The result is systemic overbuilding. Every hyperscaler is constructing capacity assuming they win the platform war. Statistically, most of them are building infrastructure for a market position they will not achieve.
This is precisely what happened with fiber optic cables in the late 1990s. The capacity laid was real. The demand was real. But the overbuild created a supply glut that took a decade to absorb, and the companies that built it mostly went bankrupt despite the infrastructure being genuinely valuable.
The most honest read of where this is heading comes from the semiconductor supply chain — specifically, the divergence between memory chip and compute chip demand signals.
Compute chips (NVIDIA H100/H200-class, AMD MI300) remain in tight supply. Hyperscalers are still queuing for allocations. This tells you the building phase is very much ongoing.
Memory chips — DRAM, HBM — are a different story. Micron, Samsung, and SK Hynix have all reported increased inventory volatility in mid-2026. Memory demand is a leading indicator of actual workload — you need memory when you're running inference at scale, not just training models. Soft memory demand means the data centers being built are not yet running at anything close to capacity.
Empty racks. Full order books. That gap is the market's problem.
The bubble comparison is intellectually lazy. Here's why the situation is meaningfully different.
The companies driving this capex — Alphabet, Amazon, Microsoft, Meta — have $400+ billion in combined annual free cash flow. They are not burning investor money on promises. They are reinvesting genuine profits into infrastructure bets. The dot-com companies had neither the balance sheets nor the operating businesses. These companies have both.
Furthermore, the underlying technology is real and compounding. LLMs are getting meaningfully better per dollar of compute every 18 months. The infrastructure being built today will serve a dramatically larger, more capable model generation in 2027–2028. The question isn't whether the technology will be valuable — it's whether the timing of the investment is rational.
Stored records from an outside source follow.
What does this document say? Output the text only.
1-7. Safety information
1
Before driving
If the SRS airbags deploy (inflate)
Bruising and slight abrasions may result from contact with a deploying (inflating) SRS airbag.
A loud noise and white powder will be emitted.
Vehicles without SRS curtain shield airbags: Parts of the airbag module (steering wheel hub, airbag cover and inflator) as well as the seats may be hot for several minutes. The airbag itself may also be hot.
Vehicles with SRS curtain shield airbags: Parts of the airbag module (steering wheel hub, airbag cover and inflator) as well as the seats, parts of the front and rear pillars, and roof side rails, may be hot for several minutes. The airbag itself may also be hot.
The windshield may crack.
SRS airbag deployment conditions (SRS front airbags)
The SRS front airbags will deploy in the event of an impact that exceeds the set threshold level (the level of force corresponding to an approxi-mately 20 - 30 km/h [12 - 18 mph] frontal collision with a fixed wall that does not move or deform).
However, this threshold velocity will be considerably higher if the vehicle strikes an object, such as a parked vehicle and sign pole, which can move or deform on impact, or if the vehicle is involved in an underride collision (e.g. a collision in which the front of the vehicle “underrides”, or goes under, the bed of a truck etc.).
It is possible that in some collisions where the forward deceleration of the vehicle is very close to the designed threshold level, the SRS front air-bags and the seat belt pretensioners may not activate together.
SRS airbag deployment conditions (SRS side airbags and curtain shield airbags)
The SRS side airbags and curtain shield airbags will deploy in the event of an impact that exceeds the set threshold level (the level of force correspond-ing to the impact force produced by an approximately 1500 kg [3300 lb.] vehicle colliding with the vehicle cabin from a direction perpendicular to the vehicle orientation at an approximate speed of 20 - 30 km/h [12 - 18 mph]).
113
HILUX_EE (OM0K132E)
And that's where the legitimate concern lives: not whether AI infrastructure is worth building, but whether $700 billion in 2026 is the right pacing.
The "mega rotation" happening beneath the surface — away from Mag 7 and into small-caps, value, and international equities — is not a vote of no confidence in AI. It's a vote of no confidence in current valuations priced for perfection.
The Russell 2000 outperforming the Nasdaq by 4–5 percentage points in a week is a classic "risk normalization" signal. Smart money isn't exiting tech. It's reducing concentration risk in a sector where the gap between narrative and fundamentals has widened uncomfortably.
Historically, this kind of rotation precedes a compression phase of 15–25% in the leading tech names — followed by a stronger, more durable rally once the first clean evidence of AI monetization at scale becomes undeniable.
The sell-off is a correction, not a collapse. But the correction could have more to run.
Here is where I plant my flag: the AI infrastructure thesis is correct, but the timing of entry into AI-leveraged equities right now requires more patience than most retail investors have.
The signal I am waiting for is simple: one of the four hyperscalers reporting a quarter where AI-specific revenue growth meaningfully outpaces AI-specific capex depreciation. When that happens — and I believe it will happen in 2027 — it will be the clearest buy signal the sector has produced since the cloud transition of 2015–2016.
Until then, the market will oscillate between "AI is the future" optimism and "where is the money?" anxiety, exactly as it is doing this week.
The $700 billion isn't wasted. It's just early. And in markets, being early is often indistinguishable from being wrong — until suddenly it isn't.